What makes you a L I O N?
@hannnahchong: “I’ve never particularly identified with lions. I’m a Leo, yes, and I have traits that are definitely typical of Leos, but I’m not a Gryffindor, and I’ve always seen myself as more of a house cat than a big predator. That being said, there are a couple of aspects of being a lion that I can very much relate to…
One of the things about lions that I identify with is that we’re fiercely loyal and protective of those we’re surrounded by. I have a small group of loved ones and I prefer it that way. It ensures that all of the love and attention I have to give isn’t stretched too thin. When I pick someone to be one of my humans, it’s all or nothing.
I also identify with the strong sense of sisterhood found in prides, as intersectional feminism is something I am incredibly passionate about. Prides are patriarchal but it’s the lionesses that get shit done, all while supporting the other lionesses and their cubs. While I am not in a situation where I’m a sister-wife with any of my best friends, I very much appreciate and try to embody the idea of lifting your sisters up without bringing anyone down.”

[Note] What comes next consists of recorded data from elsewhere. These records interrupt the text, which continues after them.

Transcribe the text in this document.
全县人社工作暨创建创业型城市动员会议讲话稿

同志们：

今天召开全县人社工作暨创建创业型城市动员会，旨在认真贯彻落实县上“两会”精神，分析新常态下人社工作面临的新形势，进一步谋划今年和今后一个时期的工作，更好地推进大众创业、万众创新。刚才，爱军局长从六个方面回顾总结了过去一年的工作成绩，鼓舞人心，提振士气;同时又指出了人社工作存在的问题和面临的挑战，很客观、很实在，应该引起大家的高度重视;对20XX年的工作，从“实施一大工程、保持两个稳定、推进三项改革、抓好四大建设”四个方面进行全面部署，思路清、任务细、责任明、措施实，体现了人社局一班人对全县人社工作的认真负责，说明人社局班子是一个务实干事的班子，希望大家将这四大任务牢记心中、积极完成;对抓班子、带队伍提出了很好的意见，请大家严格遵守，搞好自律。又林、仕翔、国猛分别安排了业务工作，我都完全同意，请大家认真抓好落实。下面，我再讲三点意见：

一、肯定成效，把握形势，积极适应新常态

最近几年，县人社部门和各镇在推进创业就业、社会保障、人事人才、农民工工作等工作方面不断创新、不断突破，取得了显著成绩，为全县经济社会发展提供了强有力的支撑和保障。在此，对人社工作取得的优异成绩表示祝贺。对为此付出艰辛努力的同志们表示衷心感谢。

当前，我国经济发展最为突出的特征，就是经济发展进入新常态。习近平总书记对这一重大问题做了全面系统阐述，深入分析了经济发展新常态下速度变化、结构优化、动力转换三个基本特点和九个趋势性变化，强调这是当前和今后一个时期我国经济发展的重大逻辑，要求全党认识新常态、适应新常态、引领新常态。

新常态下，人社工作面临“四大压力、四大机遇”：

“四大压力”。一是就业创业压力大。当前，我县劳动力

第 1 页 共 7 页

What makes you H U M B L E?
@hannnahchong: “Being humble is not something that I put a lot of conscious thought into. As an Australian-born child of immigrants, I’ve been brought up interestingly, and sometimes confusingly, in a mix of cultures. I grew up watching friends’ successes and wins being celebrated and talked about, while my own passed quietly by, humbly, and without a lot of recognition. Why would we need to recognise something that I worked hard for when it was always expected that I’d work hard regardless?
I attribute a lot of my being uncomfortable talking about myself to my upbringing, but also to the childhood and teen years that I spent reading, my imagination in other worlds, more than socialising. It’s hard to get used to talking too much about yourself if you don’t take a lot of chances to do it!
To me, being humble is more than being modest, and it has nothing to do with having low self-esteem. To be truly humble – and not just pretending to be – is to be so comfortable and confident with one’s self that there’s no need to posture. That’s not to say that celebrating someone is a bad thing!
Every day I am grateful to be surrounded by fantastic, loud, intelligent, and unapologetic friends whom I love more every passing minute. Some of them are humble, some of them aren’t, and that’s absolutely fine. Loving yourself, no matter how you do it, is so much more important. I rest easy with the knowledge that if (when) I ever achieve anything I’m proud of, I can quietly tell my friends without needing to make a big deal about it – just the way I prefer.”
This little babe is my one of my lovely work wives! She gets to listen to me utter more curse words under my breath each day than any person could imagine, and always peeps over our barrier to make sure I’m okay. She has been one of the warmest and most welcoming friends I’ve made on this giant island, and always has my back in and outside of the office. Her love of learning and passion for the arts (and all of humanity/living creatures) is nothing short of inspiring. Thank you for being such a precious friend to me, Han! You really don’t know what a gem you are in my daily life.